When Ann Mantil, Ed.M.’10, Ed.D.’18, arrived in Boston, she had never heard of METCO. But after teaching in predominantly African American and Latinx elementary and middle schools in Oakland, California, and Washington, D.C., she became interested in public school diversity and the relationship between school composition and student outcomes. Coming to the Ed School, she was looking to acquire the tools to evaluate interventions designed to close achievement gaps and then communicate those results back to practitioners. She was surprised to learn that METCO had served thousands of students without ever being formally evaluated. She knew this was her project.

With the help of Professor Richard Murnane, Mantil secured permission to access METCO records from 1998 through 2013, including 118,000 state standardized test scores from 36,780 students in METCO and Boston Public Schools (BPS).

“The short-term outcomes I analyzed were MCAS math and English language arts scores in grades 3–8,” Mantil says. “I also looked at longer-term outcomes including on-time high school graduation and immediate enrollment in college.”

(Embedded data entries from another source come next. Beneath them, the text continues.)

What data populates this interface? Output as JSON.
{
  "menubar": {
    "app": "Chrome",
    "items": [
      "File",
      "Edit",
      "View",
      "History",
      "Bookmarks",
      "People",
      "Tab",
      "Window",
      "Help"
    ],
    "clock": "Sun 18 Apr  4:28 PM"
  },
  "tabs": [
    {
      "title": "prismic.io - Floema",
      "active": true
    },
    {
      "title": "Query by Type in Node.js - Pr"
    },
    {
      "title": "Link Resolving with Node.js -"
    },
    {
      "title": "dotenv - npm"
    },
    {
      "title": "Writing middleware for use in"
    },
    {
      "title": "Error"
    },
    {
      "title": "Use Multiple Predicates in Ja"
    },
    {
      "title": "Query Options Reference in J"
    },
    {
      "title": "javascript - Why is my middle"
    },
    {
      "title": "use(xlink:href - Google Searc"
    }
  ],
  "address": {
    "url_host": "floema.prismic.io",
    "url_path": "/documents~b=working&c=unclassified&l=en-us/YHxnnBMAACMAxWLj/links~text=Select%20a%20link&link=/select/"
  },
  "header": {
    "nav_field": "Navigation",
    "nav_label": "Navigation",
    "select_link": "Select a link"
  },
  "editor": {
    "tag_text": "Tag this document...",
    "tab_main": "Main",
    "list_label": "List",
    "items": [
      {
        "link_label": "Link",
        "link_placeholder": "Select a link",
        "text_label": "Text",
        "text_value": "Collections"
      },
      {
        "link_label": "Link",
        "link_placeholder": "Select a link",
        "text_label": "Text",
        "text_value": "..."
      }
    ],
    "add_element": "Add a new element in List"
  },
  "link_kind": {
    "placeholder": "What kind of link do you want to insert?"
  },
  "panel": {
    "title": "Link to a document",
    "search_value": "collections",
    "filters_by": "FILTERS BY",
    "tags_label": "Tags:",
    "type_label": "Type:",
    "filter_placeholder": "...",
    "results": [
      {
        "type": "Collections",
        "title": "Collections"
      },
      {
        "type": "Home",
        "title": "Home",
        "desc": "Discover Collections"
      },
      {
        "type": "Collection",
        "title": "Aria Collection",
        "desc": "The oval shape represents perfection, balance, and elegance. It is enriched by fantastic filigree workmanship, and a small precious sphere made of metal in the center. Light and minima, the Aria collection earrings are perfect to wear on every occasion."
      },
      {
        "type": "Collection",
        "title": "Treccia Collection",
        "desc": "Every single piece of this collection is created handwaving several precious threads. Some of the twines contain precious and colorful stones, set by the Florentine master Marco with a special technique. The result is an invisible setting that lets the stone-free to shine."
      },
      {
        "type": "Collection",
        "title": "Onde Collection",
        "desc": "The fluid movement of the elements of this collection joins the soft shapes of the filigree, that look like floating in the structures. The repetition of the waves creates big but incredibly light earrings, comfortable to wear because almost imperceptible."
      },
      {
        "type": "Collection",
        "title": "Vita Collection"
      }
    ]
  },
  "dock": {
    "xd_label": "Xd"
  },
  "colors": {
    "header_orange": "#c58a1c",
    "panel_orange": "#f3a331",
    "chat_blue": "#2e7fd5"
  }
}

She found that METCO students have much better on-time high school graduation and college enrollment rates than students of similar demographics in Boston’s public schools, including charters. METCO students had a four-year graduation rate 30 percentage points higher than their BPS and charter school peers. The college enrollment rate of METCO students was also 30 percentage points higher than BPS students and 11 percentage points higher than charter school students.

The evidence of the program’s impact on MCAS scores, however, was mixed. METCO students performed higher on average than their BPS peers in English language arts and writing, but not in math, and charter schools outperformed METCO students in all three subjects.

Overall, the report paints a picture of a program that is worth the sacrifice for students, who often endure long commutes to attend schools far from home and are sometimes the only students of color in their new schools.

Since completing the study, Mantil has conducted briefings for state leaders, the METCO board of directors, and METCO superintendents and district directors. The Boston Globe published a front-page article about the results. She also found that during the years analyzed, METCO lacked a clearly defined student selection process, relying mostly on first-come, first-served. Thanks in part to her research, the program is starting to shift to an online application and a random lottery.

Now a postdoctoral research associate at Brown University, Mantil continues to study integration and school diversity.

“Voluntary integration programs like METCO, although rare, are one way to do this. There is more work to do in estimating the causal impacts of these programs, but I view the results of my study as encouraging.”

Andrew Bauld is a frequent contributor to Ed.